I had to check if I wrote about bullies. Since coming to Korea, I have had a problem with someone who is bullying me. In the past, I have had a problem with bullies and never really knew what to do with them. They tie my stomach in knots, freeze my brain so I can't really react or have no idea what to do when these individuals start in with their bullying behavior.

Bullying is an act of repeated aggressive behavior in order to intentionally hurt another person physically or mentally or both. Bullying is characterized by an individual behaviing in a certain way to gain power over onother person. As a child, my father used to bully my mother and us kids. My mother in turn bullied us. It was often physical and mental abuse. In the case of the person here in Korea, it is only mental and not physical.

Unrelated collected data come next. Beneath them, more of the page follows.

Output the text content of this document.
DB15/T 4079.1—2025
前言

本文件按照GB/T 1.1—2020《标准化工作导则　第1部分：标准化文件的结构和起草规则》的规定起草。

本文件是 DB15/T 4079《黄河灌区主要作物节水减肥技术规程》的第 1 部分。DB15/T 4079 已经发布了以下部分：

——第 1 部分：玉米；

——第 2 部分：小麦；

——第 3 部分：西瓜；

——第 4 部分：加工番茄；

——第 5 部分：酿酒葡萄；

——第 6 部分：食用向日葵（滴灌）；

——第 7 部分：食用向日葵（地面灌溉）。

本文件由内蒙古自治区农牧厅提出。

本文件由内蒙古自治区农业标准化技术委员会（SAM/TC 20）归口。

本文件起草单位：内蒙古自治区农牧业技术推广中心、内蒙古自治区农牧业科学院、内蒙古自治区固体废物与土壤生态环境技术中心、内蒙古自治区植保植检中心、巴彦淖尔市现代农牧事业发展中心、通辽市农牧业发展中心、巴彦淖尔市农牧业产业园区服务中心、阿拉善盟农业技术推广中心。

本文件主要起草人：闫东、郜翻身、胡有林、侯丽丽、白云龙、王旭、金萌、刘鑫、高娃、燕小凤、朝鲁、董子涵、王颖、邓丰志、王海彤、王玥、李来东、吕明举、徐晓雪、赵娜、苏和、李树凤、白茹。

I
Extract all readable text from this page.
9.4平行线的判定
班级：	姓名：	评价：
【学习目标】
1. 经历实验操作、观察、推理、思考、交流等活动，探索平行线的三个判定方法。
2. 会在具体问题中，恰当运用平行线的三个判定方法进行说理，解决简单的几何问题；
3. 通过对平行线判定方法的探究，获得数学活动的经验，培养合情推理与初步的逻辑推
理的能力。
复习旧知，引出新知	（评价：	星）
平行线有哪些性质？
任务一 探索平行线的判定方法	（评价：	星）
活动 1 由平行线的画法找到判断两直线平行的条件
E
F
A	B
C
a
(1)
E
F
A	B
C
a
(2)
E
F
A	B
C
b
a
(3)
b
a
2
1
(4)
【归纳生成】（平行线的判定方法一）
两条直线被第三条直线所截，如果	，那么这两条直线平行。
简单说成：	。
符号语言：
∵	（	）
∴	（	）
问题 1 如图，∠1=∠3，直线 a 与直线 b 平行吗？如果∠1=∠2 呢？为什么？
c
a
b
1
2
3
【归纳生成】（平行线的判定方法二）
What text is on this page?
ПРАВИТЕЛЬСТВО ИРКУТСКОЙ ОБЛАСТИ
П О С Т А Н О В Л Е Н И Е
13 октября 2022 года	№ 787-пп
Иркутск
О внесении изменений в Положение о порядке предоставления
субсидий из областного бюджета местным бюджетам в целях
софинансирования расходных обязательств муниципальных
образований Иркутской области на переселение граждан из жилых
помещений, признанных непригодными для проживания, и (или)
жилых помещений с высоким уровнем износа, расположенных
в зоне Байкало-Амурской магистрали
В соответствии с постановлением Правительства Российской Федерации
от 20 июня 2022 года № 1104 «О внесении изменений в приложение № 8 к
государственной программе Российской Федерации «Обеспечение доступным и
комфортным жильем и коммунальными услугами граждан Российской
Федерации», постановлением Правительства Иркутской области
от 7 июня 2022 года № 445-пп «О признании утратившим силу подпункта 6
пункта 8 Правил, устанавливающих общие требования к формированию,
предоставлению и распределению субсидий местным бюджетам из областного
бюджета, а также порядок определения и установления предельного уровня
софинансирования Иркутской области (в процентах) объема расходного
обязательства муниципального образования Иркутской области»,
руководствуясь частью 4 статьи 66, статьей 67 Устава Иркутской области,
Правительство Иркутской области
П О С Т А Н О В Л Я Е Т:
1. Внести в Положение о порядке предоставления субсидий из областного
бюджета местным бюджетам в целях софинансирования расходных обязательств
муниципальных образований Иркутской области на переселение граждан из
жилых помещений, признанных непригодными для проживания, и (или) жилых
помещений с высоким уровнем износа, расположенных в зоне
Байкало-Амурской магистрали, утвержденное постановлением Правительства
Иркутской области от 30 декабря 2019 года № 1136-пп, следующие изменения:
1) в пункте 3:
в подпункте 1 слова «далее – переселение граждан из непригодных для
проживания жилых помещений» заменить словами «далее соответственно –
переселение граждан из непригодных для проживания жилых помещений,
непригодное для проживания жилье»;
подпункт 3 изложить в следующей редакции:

This person is in the so-called chain of command and has some authority in my employment. If not, I would avoid her. I have no idea why she goes out of her way to be mean, vindictive and to lie to me. Everything this person tells me I have to be very careful about. Why am I writing about it here in my health blog? Because her yelling at me during the first few months here made me physically sick. Luckily, I had other resources such as my journal and relatives in the United States.

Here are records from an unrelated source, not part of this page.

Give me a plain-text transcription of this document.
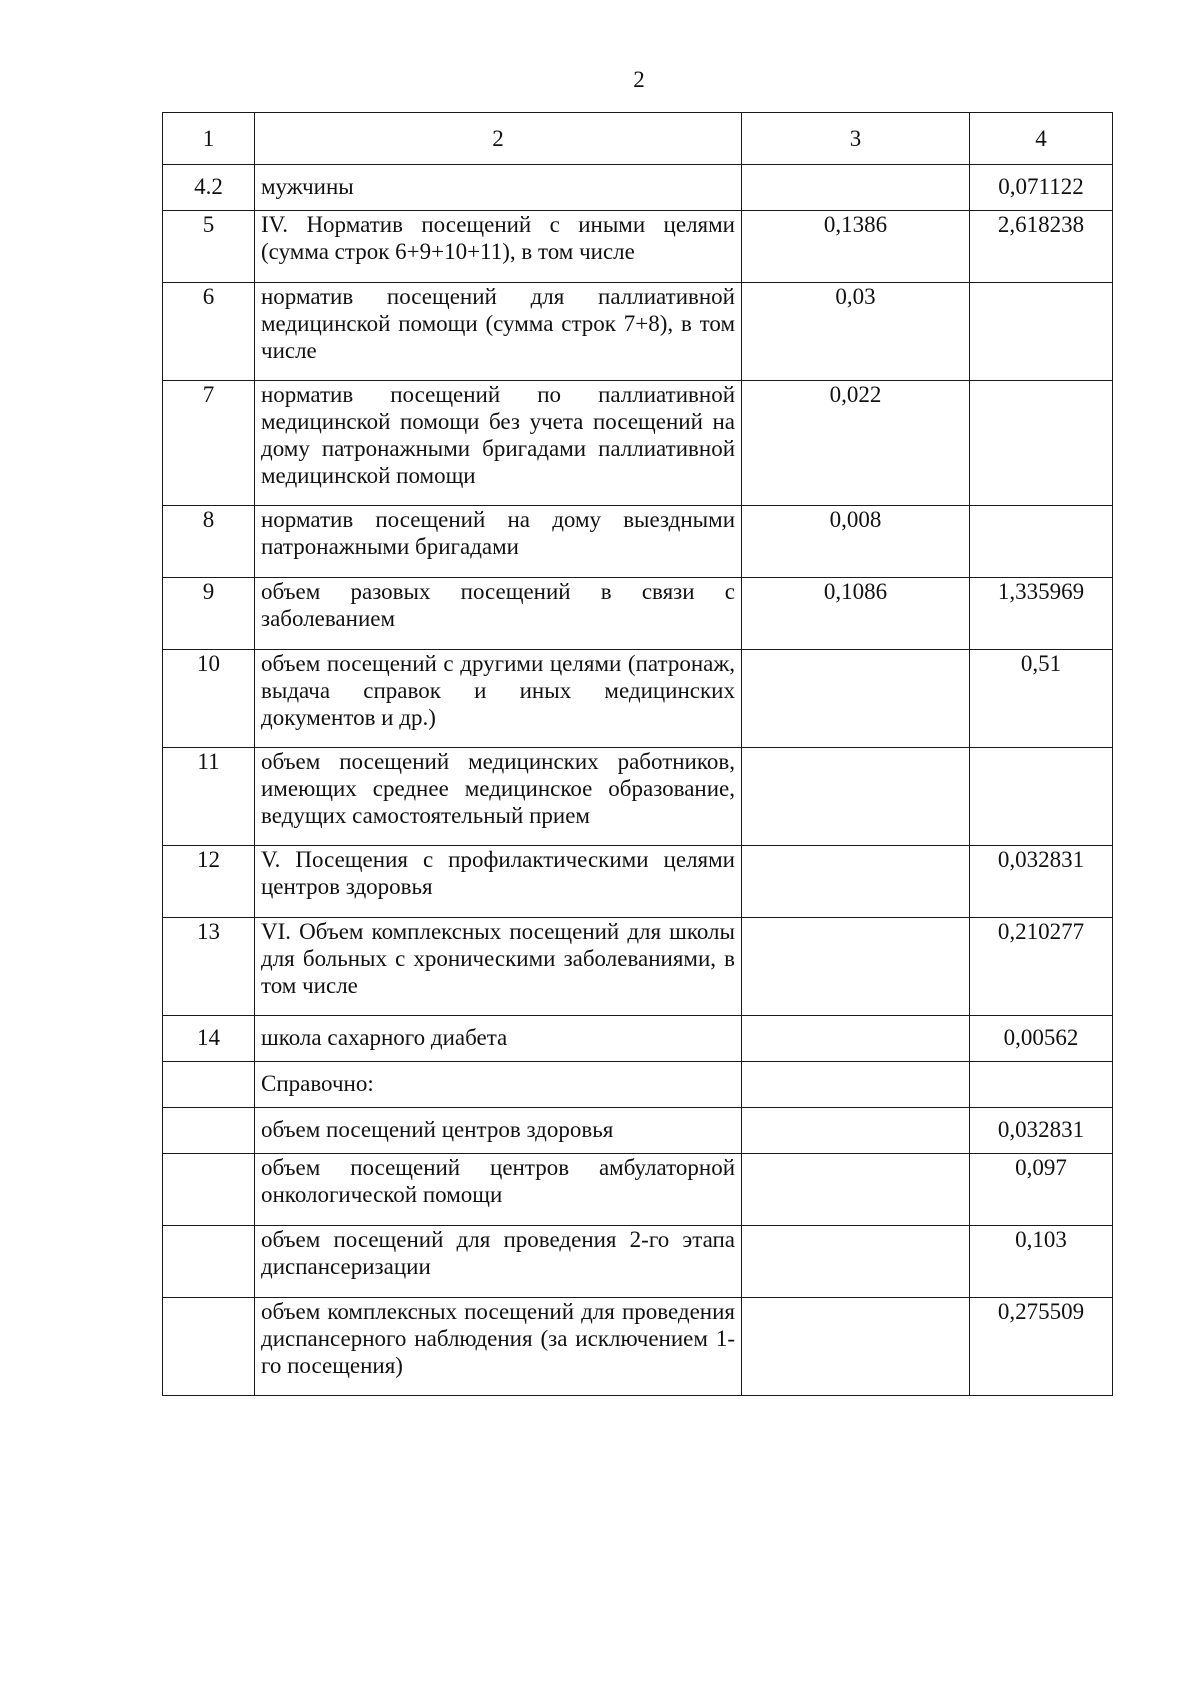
2
1	2	3	4
4.2	мужчины		0,071122
5	IV. Норматив посещений с иными целями (сумма строк 6+9+10+11), в том числе	0,1386	2,618238
6	норматив посещений для паллиативной медицинской помощи (сумма строк 7+8), в том числе	0,03	
7	норматив посещений по паллиативной медицинской помощи без учета посещений на дому патронажными бригадами паллиативной медицинской помощи	0,022	
8	норматив посещений на дому выездными патронажными бригадами	0,008	
9	объем разовых посещений в связи с заболеванием	0,1086	1,335969
10	объем посещений с другими целями (патронаж, выдача справок и иных медицинских документов и др.)		0,51
11	объем посещений медицинских работников, имеющих среднее медицинское образование, ведущих самостоятельный прием		
12	V. Посещения с профилактическими целями центров здоровья		0,032831
13	VI. Объем комплексных посещений для школы для больных с хроническими заболеваниями, в том числе		0,210277
14	школа сахарного диабета		0,00562
	Справочно:		
	объем посещений центров здоровья		0,032831
	объем посещений центров амбулаторной онкологической помощи		0,097
	объем посещений для проведения 2-го этапа диспансеризации		0,103
	объем комплексных посещений для проведения диспансерного наблюдения (за исключением 1-го посещения)		0,275509
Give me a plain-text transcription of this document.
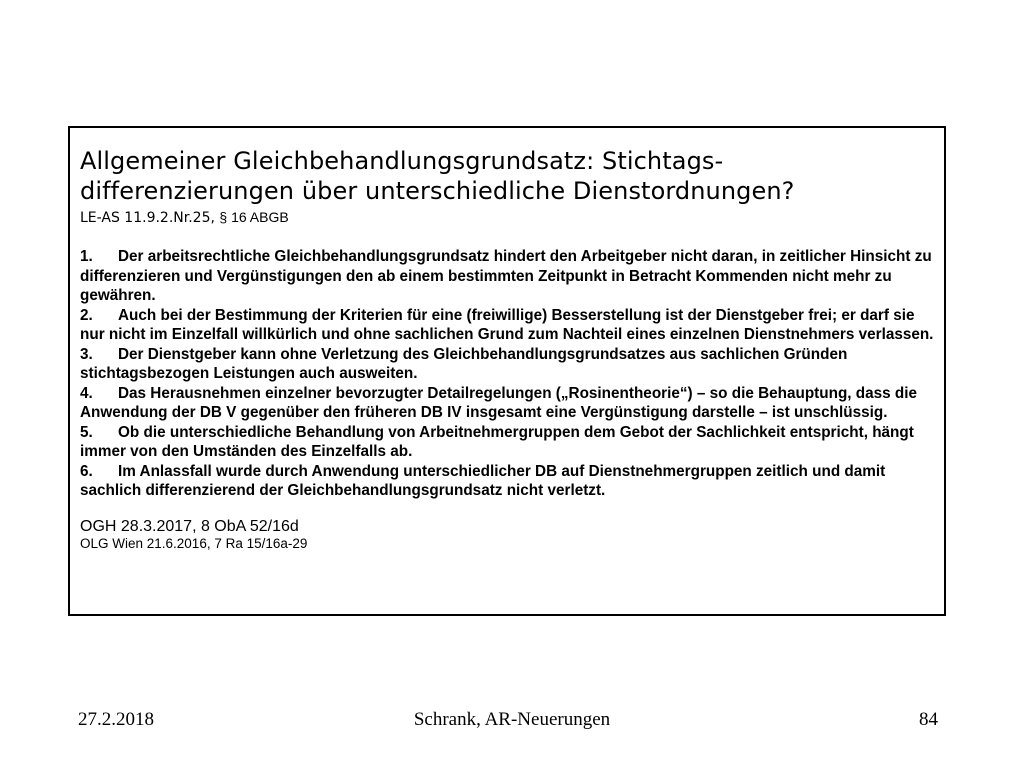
Allgemeiner Gleichbehandlungsgrundsatz: Stichtags-
differenzierungen über unterschiedliche Dienstordnungen?
LE-AS 11.9.2.Nr.25, § 16 ABGB

1. Der arbeitsrechtliche Gleichbehandlungsgrundsatz hindert den Arbeitgeber nicht daran, in zeitlicher Hinsicht zu differenzieren und Vergünstigungen den ab einem bestimmten Zeitpunkt in Betracht Kommenden nicht mehr zu gewähren.

2. Auch bei der Bestimmung der Kriterien für eine (freiwillige) Besserstellung ist der Dienstgeber frei; er darf sie nur nicht im Einzelfall willkürlich und ohne sachlichen Grund zum Nachteil eines einzelnen Dienstnehmers verlassen.

3. Der Dienstgeber kann ohne Verletzung des Gleichbehandlungsgrundsatzes aus sachlichen Gründen stichtagsbezogen Leistungen auch ausweiten.

4. Das Herausnehmen einzelner bevorzugter Detailregelungen („Rosinentheorie“) – so die Behauptung, dass die Anwendung der DB V gegenüber den früheren DB IV insgesamt eine Vergünstigung darstelle – ist unschlüssig.

5. Ob die unterschiedliche Behandlung von Arbeitnehmergruppen dem Gebot der Sachlichkeit entspricht, hängt immer von den Umständen des Einzelfalls ab.

6. Im Anlassfall wurde durch Anwendung unterschiedlicher DB auf Dienstnehmergruppen zeitlich und damit sachlich differenzierend der Gleichbehandlungsgrundsatz nicht verletzt.

OGH 28.3.2017, 8 ObA 52/16d
OLG Wien 21.6.2016, 7 Ra 15/16a-29
Schrank, AR-Neuerungen
27.2.2018	84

Things are better now in that she does not yell at me anymore, but I still have to watch what she tells me. Having my own apartment really helps in that I can close the door and shut this person out. I am learning to stand up for myself. Again, journaling is helping. Here in Korea, those who are aged and I am considered a senior citizen are supposed to be treated with respect. Many people tell you that but will drive down and street not stop for some senior citizen who is standing in the middle of the traffic and that includes the public transit system. They leave them there scared and afraid.

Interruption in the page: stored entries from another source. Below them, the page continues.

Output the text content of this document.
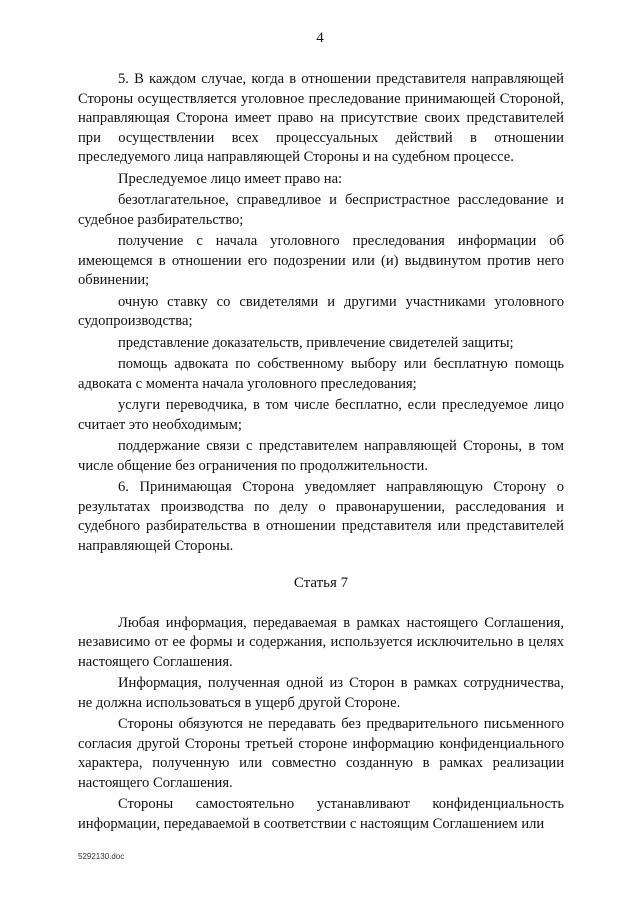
4

5. В каждом случае, когда в отношении представителя направляющей Стороны осуществляется уголовное преследование принимающей Стороной, направляющая Сторона имеет право на присутствие своих представителей при осуществлении всех процессуальных действий в отношении преследуемого лица направляющей Стороны и на судебном процессе.

Преследуемое лицо имеет право на:

безотлагательное, справедливое и беспристрастное расследование и судебное разбирательство;

получение с начала уголовного преследования информации об имеющемся в отношении его подозрении или (и) выдвинутом против него обвинении;

очную ставку со свидетелями и другими участниками уголовного судопроизводства;

представление доказательств, привлечение свидетелей защиты;

помощь адвоката по собственному выбору или бесплатную помощь адвоката с момента начала уголовного преследования;

услуги переводчика, в том числе бесплатно, если преследуемое лицо считает это необходимым;

поддержание связи с представителем направляющей Стороны, в том числе общение без ограничения по продолжительности.

6. Принимающая Сторона уведомляет направляющую Сторону о результатах производства по делу о правонарушении, расследования и судебного разбирательства в отношении представителя или представителей направляющей Стороны.

Статья 7

Любая информация, передаваемая в рамках настоящего Соглашения, независимо от ее формы и содержания, используется исключительно в целях настоящего Соглашения.

Информация, полученная одной из Сторон в рамках сотрудничества, не должна использоваться в ущерб другой Стороне.

Стороны обязуются не передавать без предварительного письменного согласия другой Стороны третьей стороне информацию конфиденциального характера, полученную или совместно созданную в рамках реализации настоящего Соглашения.

Стороны самостоятельно устанавливают конфиденциальность информации, передаваемой в соответствии с настоящим Соглашением или

5292130.doc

I have not resorted to yelling myself. I can't stop seeing her, but I can stand up for myself. The last time she yelled at me I simply said I did not understand her and left the room. Her English is very poor. I still don't understand what she is angry about. I suspect the real reason she is angry has nothing to do with me. There are things happening in her life and she needs someone to let the steam out. It is not ok for her to take things out on me. She needs to find a more appropriate way.

Being a healthier person means taking better care of myself. I won't let someone mistreat me no matter what is happening to her in her life. It also means letting go of the past and not staying angry at her past behavior but not forgetting what she is capable of. Sometimes I relax because she is treating me better that I forget she is very capable of lying and taking what is not hers. I can't forget to be on my toes and protect myself.